Industry observers today took differing outlooks on rumors that Sun Microsystems might buy Novell.
“I don’t find the speculation credible,” analyst Dan Kusnetzky, vice president of operating systems at International Data Corporation, said.
Kusnetzky said such a merger would face problems from potential regulatory issues, possible corporate culture clash and a lack of synergy between the two product lines.
“There are obvious potential regulatory hurdles regarding their productlines, and beyond that, there would be serious corporate culture issues,” he told LinuxInsider.
All Roads Lead to Solaris
“For one thing, with Sun, all things seem to lead to Solaris and Sun, even when they participate in group initiatives. And I get the impression that views that dissentfrom Scott McNealy’s views get weeded out,” Kusnetzky explained.
“Novell, on the other hand, likes to be the glue that holds things together, and they seem to focus on taking a bland, quiet, technologically superior solution and marketing it to technical people,” rather than having stronger, more vocal leadership touting its products, as Sun does, Kusnetzky said.

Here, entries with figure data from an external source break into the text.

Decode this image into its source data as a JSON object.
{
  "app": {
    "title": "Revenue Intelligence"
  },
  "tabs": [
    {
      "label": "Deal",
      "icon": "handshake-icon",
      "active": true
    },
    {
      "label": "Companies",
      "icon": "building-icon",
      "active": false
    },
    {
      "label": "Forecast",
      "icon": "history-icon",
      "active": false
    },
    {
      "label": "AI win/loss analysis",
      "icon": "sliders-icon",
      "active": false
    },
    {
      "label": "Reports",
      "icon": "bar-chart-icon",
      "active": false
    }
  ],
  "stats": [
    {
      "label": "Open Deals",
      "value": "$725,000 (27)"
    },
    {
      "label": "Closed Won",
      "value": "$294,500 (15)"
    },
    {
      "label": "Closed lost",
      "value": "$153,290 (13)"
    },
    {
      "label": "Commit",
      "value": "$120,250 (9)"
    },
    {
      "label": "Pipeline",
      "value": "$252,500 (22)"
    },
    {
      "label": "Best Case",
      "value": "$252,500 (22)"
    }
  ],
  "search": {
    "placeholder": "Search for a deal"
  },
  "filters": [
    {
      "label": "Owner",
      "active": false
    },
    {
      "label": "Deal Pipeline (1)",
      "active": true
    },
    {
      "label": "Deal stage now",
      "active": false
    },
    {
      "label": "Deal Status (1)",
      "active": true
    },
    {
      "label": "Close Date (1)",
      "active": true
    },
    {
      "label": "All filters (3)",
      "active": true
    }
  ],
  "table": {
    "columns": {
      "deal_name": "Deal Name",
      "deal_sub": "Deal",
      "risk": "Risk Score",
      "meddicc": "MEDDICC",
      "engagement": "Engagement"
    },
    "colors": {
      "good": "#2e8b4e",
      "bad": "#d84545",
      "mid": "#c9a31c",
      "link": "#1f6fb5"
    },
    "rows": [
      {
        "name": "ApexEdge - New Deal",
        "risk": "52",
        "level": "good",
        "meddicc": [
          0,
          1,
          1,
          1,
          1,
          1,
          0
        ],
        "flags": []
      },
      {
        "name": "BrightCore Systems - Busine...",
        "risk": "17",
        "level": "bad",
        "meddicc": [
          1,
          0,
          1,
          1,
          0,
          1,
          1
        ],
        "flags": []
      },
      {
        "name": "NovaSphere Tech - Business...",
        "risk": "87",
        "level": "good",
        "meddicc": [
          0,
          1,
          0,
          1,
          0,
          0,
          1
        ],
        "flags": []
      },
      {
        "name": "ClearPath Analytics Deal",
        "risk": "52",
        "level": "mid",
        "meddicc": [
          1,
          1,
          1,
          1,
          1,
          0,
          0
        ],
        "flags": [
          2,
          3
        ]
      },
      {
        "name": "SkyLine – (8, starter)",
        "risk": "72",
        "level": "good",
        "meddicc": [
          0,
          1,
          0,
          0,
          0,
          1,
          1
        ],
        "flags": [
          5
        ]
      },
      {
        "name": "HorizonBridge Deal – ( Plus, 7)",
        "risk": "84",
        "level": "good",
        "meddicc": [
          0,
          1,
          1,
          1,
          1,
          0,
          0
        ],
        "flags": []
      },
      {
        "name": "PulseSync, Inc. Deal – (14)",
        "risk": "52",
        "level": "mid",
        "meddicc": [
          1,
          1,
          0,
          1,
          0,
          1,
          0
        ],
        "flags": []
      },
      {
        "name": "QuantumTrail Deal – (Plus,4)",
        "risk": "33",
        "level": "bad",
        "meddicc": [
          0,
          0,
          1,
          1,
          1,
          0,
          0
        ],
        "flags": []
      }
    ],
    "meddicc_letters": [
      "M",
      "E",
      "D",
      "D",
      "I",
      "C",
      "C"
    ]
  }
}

“I think they might have a hard time melding the two cultures,” the analyst said. “Sun might end up in a position similar to IBM’s when it acquired Rolm many years ago. Soon after, the most talented researchers and executives left, leaving IBM with a husk of a company,” he commented.
Still, some observers familiar with Santa Clara, California-based company’s corporate culture say that the two might share some common history and values.
“Both of them have a history that includes Unix and Unix-like systems, and they’re both technology-oriented,” former Sun consultant Loren Hart, now head of software development at San Jose-based Data Ace, said.
Dealing with Two Cultures
“It’s not as much a stretch as you might think,” Hart told LinuxInsider.
Other observers point to the fact that former Sun bright lights, most notably Eric Schmidt, had long tenures at Novell, proving that at least some individuals have managed to deal well in both cultures.
Others have pointed out that such an acquisition might be tough for Sun to handle.
Although Sun only recently had its first growth quarter since 2001, including a US$350 settlement from Microsoft in litigation surrounding Microsoft’s use of Java, Novell is generally perceived as financially strong at the moment, and would probably command a high price if it were bought soon.
On the other hand, Sun currently holds about $7.6 billion in cash and marketable securities, and so is does not appear to be cash-strapped.
But its financial results in recent years have been mixed, making an acquisition potentially problematic.
Sun has declined to announce its intentions, although news accounts quote CEO Jonathan Schwartz as saying that “With our balance sheet, we’re considering all our options.
“What would owning the operating system on which IBM is dependent be worth?” Schwartz speculated. “History would suggest we look to Microsoft for comparisons.”